题目地址

https://www.nowcoder.com/practice/f72d3fc27dc14f3aae76ee9823ccca6b

思路

加了3列标记位，来达成目的。不直观而且占用内存，但是是一种方法。

代码

我的代码，加了3列标记位

# 在不使用SQL过程化编程的情况下，实现一个条件结构：
# 请你筛选表中的数据，当有任意一个0级用户未完成试卷数大于2时，输出每个0级用户的试卷未完成数和未完成率（保留3位小数）；若不存在这样的用户，则输出所有有作答记录的用户的这两个指标。

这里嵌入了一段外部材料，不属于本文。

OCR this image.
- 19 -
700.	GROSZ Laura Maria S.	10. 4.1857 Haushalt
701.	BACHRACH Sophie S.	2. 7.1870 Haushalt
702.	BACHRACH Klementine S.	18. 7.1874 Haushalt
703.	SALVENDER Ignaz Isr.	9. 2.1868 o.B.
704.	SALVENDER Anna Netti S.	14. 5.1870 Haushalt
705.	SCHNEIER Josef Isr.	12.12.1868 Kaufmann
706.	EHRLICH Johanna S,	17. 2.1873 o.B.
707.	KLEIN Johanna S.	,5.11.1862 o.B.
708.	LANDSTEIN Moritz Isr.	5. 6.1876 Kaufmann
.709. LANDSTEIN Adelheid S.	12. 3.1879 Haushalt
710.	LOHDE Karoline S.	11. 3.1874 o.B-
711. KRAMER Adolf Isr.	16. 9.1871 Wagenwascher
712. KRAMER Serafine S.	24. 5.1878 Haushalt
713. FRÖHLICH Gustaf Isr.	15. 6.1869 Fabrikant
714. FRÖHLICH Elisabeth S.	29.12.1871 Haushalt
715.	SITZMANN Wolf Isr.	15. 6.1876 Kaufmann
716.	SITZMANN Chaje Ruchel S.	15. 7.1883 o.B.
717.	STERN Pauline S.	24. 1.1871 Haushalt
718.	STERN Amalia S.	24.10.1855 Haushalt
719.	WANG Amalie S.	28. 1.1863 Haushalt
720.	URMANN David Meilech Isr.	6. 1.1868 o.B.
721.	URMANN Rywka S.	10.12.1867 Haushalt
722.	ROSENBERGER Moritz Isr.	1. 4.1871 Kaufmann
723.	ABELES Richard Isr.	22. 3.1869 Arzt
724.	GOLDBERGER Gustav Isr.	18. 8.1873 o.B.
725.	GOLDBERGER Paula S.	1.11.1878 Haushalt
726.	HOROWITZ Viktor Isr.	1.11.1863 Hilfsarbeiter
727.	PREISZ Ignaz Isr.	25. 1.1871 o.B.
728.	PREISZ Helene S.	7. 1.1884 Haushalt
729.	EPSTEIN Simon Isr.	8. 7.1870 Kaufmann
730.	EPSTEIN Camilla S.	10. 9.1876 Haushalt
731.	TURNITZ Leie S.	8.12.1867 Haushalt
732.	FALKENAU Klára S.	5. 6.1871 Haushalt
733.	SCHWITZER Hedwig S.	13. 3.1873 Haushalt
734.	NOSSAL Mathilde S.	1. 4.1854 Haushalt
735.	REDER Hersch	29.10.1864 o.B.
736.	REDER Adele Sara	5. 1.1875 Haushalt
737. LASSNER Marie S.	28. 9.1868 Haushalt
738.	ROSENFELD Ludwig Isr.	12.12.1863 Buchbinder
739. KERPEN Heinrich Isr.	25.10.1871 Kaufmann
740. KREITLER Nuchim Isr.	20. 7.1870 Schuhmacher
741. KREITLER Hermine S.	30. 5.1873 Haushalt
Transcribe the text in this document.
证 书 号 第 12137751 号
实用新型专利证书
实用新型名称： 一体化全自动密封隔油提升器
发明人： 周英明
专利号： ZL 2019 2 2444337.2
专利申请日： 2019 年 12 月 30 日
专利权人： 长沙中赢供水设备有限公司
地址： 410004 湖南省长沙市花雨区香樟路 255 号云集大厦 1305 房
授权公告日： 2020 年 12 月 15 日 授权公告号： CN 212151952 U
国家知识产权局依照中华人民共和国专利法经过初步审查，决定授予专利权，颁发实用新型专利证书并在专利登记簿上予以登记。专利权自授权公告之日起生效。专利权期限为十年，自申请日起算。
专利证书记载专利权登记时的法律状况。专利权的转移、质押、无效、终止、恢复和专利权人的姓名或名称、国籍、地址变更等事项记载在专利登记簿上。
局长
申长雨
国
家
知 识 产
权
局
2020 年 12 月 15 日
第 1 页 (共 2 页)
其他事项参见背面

结果按未完成率升序排序。

with total_info as( # 先建立一张大宽表
    select ui.*,er.exam_id,er.start_time,er.submit_time,er.score
    from user_info ui
    join exam_record er
    on ui.uid=er.uid
)
,
total_ans as  # 包含答案的全部信息
(
    select ui.uid,ui.level,
    (case when t1.incomplete_cnt is null then 0 else t1.incomplete_cnt end) as incomplete_cnt,
    (case when t1.exam_record_cnt is null then 0 else t1.exam_record_cnt end) as exam_record_cnt,
    (case when t1.incomplete_rate is null then 0.000 else t1.incomplete_rate end) as incomplete_rate  # 未完成率默认填0，保留3位小数后是0.000
    from user_info ui left join
   (select uid,
    count((case when submit_time is null then 1 else null end)) as incomplete_cnt,
    count(*) as exam_record_cnt,
    ROUND(count((case when submit_time is null then 1 else null end))/count(*),3) as incomplete_rate
    from total_info
    group by uid,level) t1
    on t1.uid=ui.uid
)
,
ans_flaged as (
    select *,
    (case when level=0 then 1 else 0 end) as out1_flag,  #如果走条件1，输出out1_flag为1的那些行。
    (case when exam_record_cnt>0 then 1 else 0 end) as out2_flag #如果走条件2，输出out2_flag为1的那些行。
    ,
    count(case when level=0 and incomplete_cnt>2 then 1 else null end) over() as if_flag  # 每一行的if_flag都是相同的值，如果if_flag>0走条件1，如果if_flag=0走条件2
    from total_ans
)
,
ans_to_be_refined as (  # 需要进一步提纯，得到最终结果
    select
    (case when if_flag>0 and out1_flag=1 then uid
    when if_flag=0 and out2_flag=1 then uid
    else  null
    end) as for_null_filter, # 为了之后where过滤使用
    uid,    incomplete_cnt, incomplete_rate
    from ans_flaged
)
select uid,    incomplete_cnt, incomplete_rate
from ans_to_be_refined
where for_null_filter is not null
order by incomplete_rate asc

等价的EXISTS代码，别人写的

### 等价的EXISTS代码，别人写的
# select ui.uid,count(*)-count(submit_time) incomplete_cnt,round(1-count(submit_time)/count(*),3) incomplete_rate
# from exam_record er
# left join user_info ui using(uid)
# where level = 0
# group by uid
# order by incomplete_rate

-- 第一步 做出所有人的两个指标
with t as
(
    select t.uid,level,sum(start_time is not null and submit_time is null) as incomplete_cnt,
        round(sum(start_time is not null and submit_time is null)/count(1),3) as incomplete_rate,
        count(exam_id) as num
    from user_info t
    left join exam_record t1 on t.uid = t1.uid
    group by t.uid
)
-- 第二步 冲
select uid,incomplete_cnt,incomplete_rate
from t
where EXISTS (
    select uid from t where level=0 and incomplete_cnt>2
) and level=0
union ALL
select uid,incomplete_cnt,incomplete_rate
from t
where not EXISTS (
    select uid from t where level=0 and incomplete_cnt>2
) and num>0
order by incomplete_rate